Deletion is not supported. Users that need it allocate a fresh table and re-insert.
Resize is not supported. Users that need growth allocate a bigger table and re-insert.
Multi-GPU is not supported.
Concurrent get during insert is not supported but might potentially work for some use cases. Workloads should ordinarily synchronize between insert and get phases.
128-bit slot performance on pre-Hopper hardware (sm_70–sm_89) is not tested and might either be very slow or possibly not work at all.

Potential future work

Validate the 128-bit slot path on a Hopper (sm_90+) system; benchmark it against the 64-bit path.
Add a CPU reference Robin Hood for randomized differential testing if test signal demands it (the invariant scanner plus the sum-reduction equivalence check cover most of what differential testing would add).
Implement deletion (backward-shift, lock-free) if a use case appears.

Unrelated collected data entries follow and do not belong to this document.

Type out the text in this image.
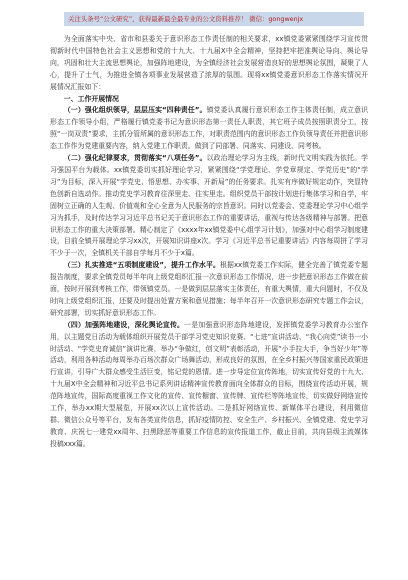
关注头条号“公文研究”，获得最新最全最专业的公文资料推荐！ 微信：gongwenjx

为全面落实中央、省市和县委关于意识形态工作责任制的相关要求，xx镇党委紧紧围绕学习宣传贯彻新时代中国特色社会主义思想和党的十九大、十九届X中全会精神，坚持把牢把准舆论导向、舆论导向，巩固和壮大主流思想舆论，加强阵地建设，为全镇经济社会发展营造良好的思想舆论氛围，凝聚了人心，提升了士气，为推进全镇各项事业发展营造了浓厚的氛围。现将xx镇党委意识形态工作落实情况开展情况汇报如下：

一、工作开展情况

（一）强化组织领导，层层压实“四种责任”。镇党委认真履行意识形态工作主体责任制，成立意识形态工作领导小组，严格履行镇党委书记为意识形态第一责任人职责，其它班子成员按照职责分工，按照“一岗双责”要求，主抓分管所属的意识形态工作，对职责范围内的意识形态工作负领导责任并把意识形态工作作为党建重要内容，纳入党建工作职责。做到了同部署、同落实、同建设、同考核。

（二）强化纪律要求，贯彻落实“八项任务”。以政治理论学习为主线，新时代文明实践为依托。学习强国平台为载体。xx镇党委切实抓好理论学习，紧紧围绕“学党理论、学党章规定、学党历史”的“学习”为目标，深入开展“学党史、悟思想、办实事、开新局”的任务要求。扎实有序做好规定动作，突显特色创新自选动作。推动党史学习教育往深里走、往实里走。组织党员干部按计划进行集体学习和自学，牢固树立正确的人生观、价值观和全心全意为人民服务的宗旨意识。同时以党委会、党委理论学习中心组学习为抓手，及时传达学习习近平总书记关于意识形态工作的重要讲话，重视与传达各级精神与部署。把意识形态工作的重大决策部署。精心制定了《xxxx年xx镇党委中心组学习计划》，加强对中心组学习制度建设，目前全镇开展理论学习xx次，开展知识讲座x次。学习《习近平总书记重要讲话》内容每周拼了学习不少于一次，全镇机关干部自学每月不少于x篇。

（三）扎实推进“五项制度建设”，提升工作水平。根据xx镇党委工作实际，健全完善了镇党委专题报告制度，要求全镇党员每半年向上级党组织汇报一次意识形态工作情况，进一步把意识形态工作做在前面，按时开展到考核工作，带领镇党员。一是做到层层落实主体责任，有重大舆情，重大问题时，不仅及时向上级党组织汇报，还要及时提出处置方案和意见措施；每半年召开一次意识形态研究专题工作会议，研究部署，切实抓好意识形态工作。

（四）加强阵地建设，深化舆论宣传。一是加强意识形态阵地建设，发挥镇党委学习教育办公室作用，以主题党日活动为载体组织开展党员干部学习党史知识竞赛、“七进”宣讲活动、“我心向党”读书一小时活动、“学党史育诚信”演讲比赛，举办“争做红，创文明”表彰活动，开展“小手拉大手，争当好少年”等活动，利用各种活动每周举办百场次群众广场舞活动，形成良好的氛围，在全乡村振兴等国家重民政策进行宣讲，引导广大群众感受生活巨变，铭记党的恩情。进一步导定位宣传阵地，切实宣传好党的十九大、十九届X中全会精神和习近平总书记系列讲话精神宣传教育面向全体群众的目标，围绕宣传活动开展，规范阵地宣传，国际高度重视工作文化的宣传、宣传橱窗、宣传牌、宣传栏等阵地宣传，切实做好网络宣传工作，举办xx期大型展览，开展xx次以上宣传活动。二是抓好网络宣传、新媒体平台建设，利用微信群、微信公众号等平台，发布各类宣传信息，抓好疫情防控、安全生产、乡村振兴、全镇党建、党史学习教育、庆祝七一建党xx周年、扫黑除恶等重要工作信息的宣传报道工作，截止目前，共向县级主流媒体投稿xxx篇。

Consider the inner-loop "exhaust all empty / displaceable slots in the current bucket snapshot before re-reading" optimization (WarpCore-style). Sketched, prototyped, and measured to be performance-neutral (if this is needed, check the git commit history) at our scale (low CAS contention dominates); kept on the back burner in case the contention profile shifts.
Port to non-NVIDIA backends. The abstractions (CacheLineBytes and WarpSize as table-level template parameters) don't preclude AMD support, but we haven't written or tested it, as this would require switching to HIP, which would be quite involved. The same algorithm with AMD's 64-byte cache line and 64-thread wavefront would give BucketSize = 8 and TilesPerWarp = 8.
Thread cudaStream_t through the constructor and destructor. Today only clear() takes a stream; the constructor's cudaMalloc is synchronous and dominates construction cost, so threading a stream through the slot-init memset would buy nothing while leaving the constructor's overall behavior confusingly half-async. The destructor doesn't take a stream either; destruction is a host-side lifecycle event, and the caller is expected to synchronize relevant streams before letting the table go out of scope.